The letter is signed by the Bloc's natural resources critics Mario Simard, environment and climate change critic Patrick Bonin, and Indigenous relations critic Sebastien Lemire. They say the action is even more distressing now that they've learned the federal government approved transportation of tonnes of spent nuclear fuel to the facility over this past summer.
"We remind you, Mr. Minister, that the site used in Chalk River is located very close to the source of drinking water for millions of Quebecers," the three MPs write. "This is probably one of the worst possible and imaginable places to decide to store nuclear waste."
A nuclear waste disposal site at Chalk River Laboratories along the Ottawa River was first proposed in 2016. Despite strong opposition from nearby municipalities, First Nations, and nuclear safety groups, the Canadian Nuclear Safety Commission amended Chalk River Laboratories' licence this past January to allow it to build a near surface disposal facility to store contaminated soil, industrial radiation sources, and radioactive demolition debris in a 25-metre-high stack of lined and covered disposal cells.
In March, the plan was stalled after a federal court sided with First Nations who said consultation with Indigenous communities had been inadequate, though Chalk River Laboratories is appealing to have the ruling overturned, says CBC.
And yet, over the summer the Canadian National Energy Alliance-a consortium of multinational corporations that has held a federal contract to manage Canadian nuclear laboratories since 2015-secretly transported high-level radioactive waste from the defunct Gentilly-1 nuclear reactor in Quebec to the Chalk River site, reports Le Journal de Montreal.

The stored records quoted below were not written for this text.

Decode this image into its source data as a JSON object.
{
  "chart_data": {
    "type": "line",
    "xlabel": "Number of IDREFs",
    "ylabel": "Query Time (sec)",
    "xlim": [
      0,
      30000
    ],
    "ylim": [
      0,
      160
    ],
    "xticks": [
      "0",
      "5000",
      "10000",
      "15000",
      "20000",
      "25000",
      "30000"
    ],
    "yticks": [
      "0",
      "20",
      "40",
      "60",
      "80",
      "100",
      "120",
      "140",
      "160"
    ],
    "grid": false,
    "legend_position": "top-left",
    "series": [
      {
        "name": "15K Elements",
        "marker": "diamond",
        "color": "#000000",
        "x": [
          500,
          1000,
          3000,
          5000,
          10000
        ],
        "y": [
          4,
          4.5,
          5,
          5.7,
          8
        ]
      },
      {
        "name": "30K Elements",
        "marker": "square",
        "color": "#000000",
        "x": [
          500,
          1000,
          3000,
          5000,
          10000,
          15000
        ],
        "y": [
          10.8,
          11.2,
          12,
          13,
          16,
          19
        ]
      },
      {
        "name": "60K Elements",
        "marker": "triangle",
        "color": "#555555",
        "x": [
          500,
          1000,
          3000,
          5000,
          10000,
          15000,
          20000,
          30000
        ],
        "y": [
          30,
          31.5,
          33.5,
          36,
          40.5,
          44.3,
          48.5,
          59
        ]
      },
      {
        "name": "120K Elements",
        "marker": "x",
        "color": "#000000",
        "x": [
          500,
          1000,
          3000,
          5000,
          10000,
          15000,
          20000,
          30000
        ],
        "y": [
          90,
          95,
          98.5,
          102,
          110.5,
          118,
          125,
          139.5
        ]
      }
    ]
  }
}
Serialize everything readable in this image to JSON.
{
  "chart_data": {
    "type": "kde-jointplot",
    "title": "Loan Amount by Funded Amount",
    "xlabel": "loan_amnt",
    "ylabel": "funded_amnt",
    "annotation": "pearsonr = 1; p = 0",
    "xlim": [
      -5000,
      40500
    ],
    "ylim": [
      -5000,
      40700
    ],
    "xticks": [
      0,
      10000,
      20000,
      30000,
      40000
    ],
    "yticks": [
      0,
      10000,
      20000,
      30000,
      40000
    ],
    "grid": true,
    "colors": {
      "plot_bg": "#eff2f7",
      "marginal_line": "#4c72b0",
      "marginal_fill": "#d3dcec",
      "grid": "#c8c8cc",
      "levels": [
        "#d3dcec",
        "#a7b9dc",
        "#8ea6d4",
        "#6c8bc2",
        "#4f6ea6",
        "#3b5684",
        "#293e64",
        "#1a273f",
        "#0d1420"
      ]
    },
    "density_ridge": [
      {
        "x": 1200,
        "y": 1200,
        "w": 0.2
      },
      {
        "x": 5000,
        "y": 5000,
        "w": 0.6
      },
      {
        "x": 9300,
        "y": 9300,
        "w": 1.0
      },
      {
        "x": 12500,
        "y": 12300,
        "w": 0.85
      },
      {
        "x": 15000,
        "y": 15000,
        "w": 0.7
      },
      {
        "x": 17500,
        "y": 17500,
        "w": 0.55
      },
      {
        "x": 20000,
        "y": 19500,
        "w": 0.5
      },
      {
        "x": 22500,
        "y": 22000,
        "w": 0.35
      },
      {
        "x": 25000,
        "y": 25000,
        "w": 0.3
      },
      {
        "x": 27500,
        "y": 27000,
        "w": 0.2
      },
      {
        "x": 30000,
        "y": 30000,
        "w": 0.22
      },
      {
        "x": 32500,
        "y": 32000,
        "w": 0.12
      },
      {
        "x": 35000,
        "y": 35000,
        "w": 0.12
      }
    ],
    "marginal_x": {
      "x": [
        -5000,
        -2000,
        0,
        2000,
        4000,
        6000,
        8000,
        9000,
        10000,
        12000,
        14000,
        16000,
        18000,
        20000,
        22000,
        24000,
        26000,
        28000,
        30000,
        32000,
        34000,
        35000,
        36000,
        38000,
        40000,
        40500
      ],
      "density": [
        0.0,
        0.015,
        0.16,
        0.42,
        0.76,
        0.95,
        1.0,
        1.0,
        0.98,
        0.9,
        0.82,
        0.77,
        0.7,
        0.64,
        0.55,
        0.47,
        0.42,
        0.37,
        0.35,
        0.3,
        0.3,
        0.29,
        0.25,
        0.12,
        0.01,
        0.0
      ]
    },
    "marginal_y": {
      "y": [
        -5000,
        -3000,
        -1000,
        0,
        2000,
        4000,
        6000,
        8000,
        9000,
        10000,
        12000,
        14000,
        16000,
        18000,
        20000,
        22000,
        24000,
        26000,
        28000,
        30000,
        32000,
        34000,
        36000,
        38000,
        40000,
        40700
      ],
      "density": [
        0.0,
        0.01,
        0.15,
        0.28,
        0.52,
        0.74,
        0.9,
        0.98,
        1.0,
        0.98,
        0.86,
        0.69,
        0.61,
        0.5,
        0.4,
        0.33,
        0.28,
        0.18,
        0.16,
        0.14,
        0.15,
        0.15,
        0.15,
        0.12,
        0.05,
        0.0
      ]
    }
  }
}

The Bloc Quebecois MPs remind Hodgson in their letter that more than 140 Quebec and Ontario municipalities, as well as the Kebaowek First Nation, oppose disposing of nuclear waste at Chalk River Laboratories.
"This is an irresponsible project that unnecessarily risks an ecological and environmental disaster with effects for decades and a direct impact on millions of human lives," the letter states in French.
"There is no reason, no reason at all, to justify the lack of transparency and consideration that your government has shown in this matter," add Simard, Bonin, and Lemire.
"We're talking about decisions that affect millions of people and an entire ecosystem: they can't be taken lightly. The bare minimum should be to listen to the views of those affected and to take into account the consequences that such a choice would have for our world."